We then took the baseline transit obligation authority number from the new CBO baseline and inflated that by the same percentages as S. 2302 gives to highways:

FY20 FY21 FY22 FY23 FY24 FY25 5-Year
CBO Baseline 10,150 10,353 10,576 10,800 11,023 11,256 54,008
Increase by: +15.0% +14.8% +14.8% +15.0% +14.8%
And you get: +1,551 +1,565 +1,598 +1,650 +1,671 +8,035
Assumed limit: 11,904 12,141 12,398 12,673 12,927 62,043

We then ran that extra $8.0 billion in obligation authority through the same CBO outlay model (transit spends out more slowly – 10% in year 1, 30% in year 2, then 20, 13, 12 and 8 percent.)

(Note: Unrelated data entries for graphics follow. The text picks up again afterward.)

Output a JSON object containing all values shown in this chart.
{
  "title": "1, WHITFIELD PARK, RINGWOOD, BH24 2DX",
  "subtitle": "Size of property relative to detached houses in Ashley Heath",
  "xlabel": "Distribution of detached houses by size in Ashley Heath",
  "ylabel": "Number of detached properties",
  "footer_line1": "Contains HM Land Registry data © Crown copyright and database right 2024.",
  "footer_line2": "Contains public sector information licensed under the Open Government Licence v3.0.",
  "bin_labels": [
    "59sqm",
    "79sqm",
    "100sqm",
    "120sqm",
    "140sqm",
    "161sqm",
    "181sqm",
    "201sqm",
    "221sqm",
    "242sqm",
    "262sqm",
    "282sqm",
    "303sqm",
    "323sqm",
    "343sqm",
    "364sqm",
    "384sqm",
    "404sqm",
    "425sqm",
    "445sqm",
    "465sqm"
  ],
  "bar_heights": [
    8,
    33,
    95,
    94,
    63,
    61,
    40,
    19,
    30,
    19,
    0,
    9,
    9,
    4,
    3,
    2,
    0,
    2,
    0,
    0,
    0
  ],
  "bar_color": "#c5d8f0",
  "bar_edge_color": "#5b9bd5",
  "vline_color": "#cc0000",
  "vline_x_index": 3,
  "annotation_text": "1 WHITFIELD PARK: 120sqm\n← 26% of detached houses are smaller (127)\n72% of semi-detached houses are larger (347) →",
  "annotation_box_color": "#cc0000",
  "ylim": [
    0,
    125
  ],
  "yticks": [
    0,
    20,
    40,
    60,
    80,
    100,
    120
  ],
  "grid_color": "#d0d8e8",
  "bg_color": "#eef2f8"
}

FY21 FY22 FY23 FY24 FY25 5-Year
Extra outlays in model: +155 +622 +940 +1,159 +1,371 +4,247

You then plug that extra $4.2 billion in outlays into the January 2020 CBO baseline for the Mass Transit Account:

CBO January 2020 Mass Transit Account baseline plus extra transit outlays assumed above
FY20 FY21 FY22 FY23 FY24 FY25 5-Year
Beginning-of-FY Balance 8,254 4,313 -390 -5,950 -12,066 -18,651
Revenues and Interest 5,374 5,291 5,226 5,181 5,133 5,079 25,910
“Flex” from Highway Account 1,200 1,200 1,200 1,200 1,200 1,200 6,000
Outlays -10,515 -11,194 -11,986 -12,498 -12,918 -13,420 -62,016
End-of-FY Balance 4,313 -390 -5,950 -12,066 -18,651 -25,793

Add another $1 billion for the same kind of end-of-year cash cushion described above, and the Mass Transit Account needs an additional $27 billion in additional revenues or transfers under this scenario.

Conclusion.

Under the new CBO baseline, the Highway Trust Fund needs additional revenues or transfers totaling about $72 billion to get through the end of fiscal 2025 safely. If you pass S. 2302, and give transit the same annual percentage increases above baseline that you give highways, the Trust Fund will need an additional $30 billion, or $102 billion total, in additional revenues or transfers to get through the end of fiscal 2025.

Jan. 2020 CBO Baseline
EOY Cushion Total
HA 45.8 4.0 49.8 68.8%
MTA 21.5 1.0 22.5 31.2%
Total 67.3 5.0 72.3
S. 2302 With Assumed Transit
EOY Cushion Total
HA 71.1 4.0 75.1 73.7%
MTA 25.8 1.0 26.8 26.3%
Total 96.9 5.0 101.9

Interestingly, though the 80-20 split of additional user tax revenues from the 1982, 1990 and 1993 motor fuel tax increases will clearly not work under either scenario, transit needs a lower percentage of new revenues if they get a spending increase above baseline, because transit dollars spend out of the Treasury more slowly than highway dollars. Per CBO, if you increase highway spending by $1 billion in the 2021 appropriations bill, about $800 million of that will “spend out” of the Treasury in outlays by the end of 2023. But if you increase transit spending by $1 billion in 2021, only about $600 million of that will spend out by the end of 2023.

The outlays from increased transit spending tend to be pushed out past the end date of the authorization bill, which passes more of the funding imbalance to the next generation of lawmakers.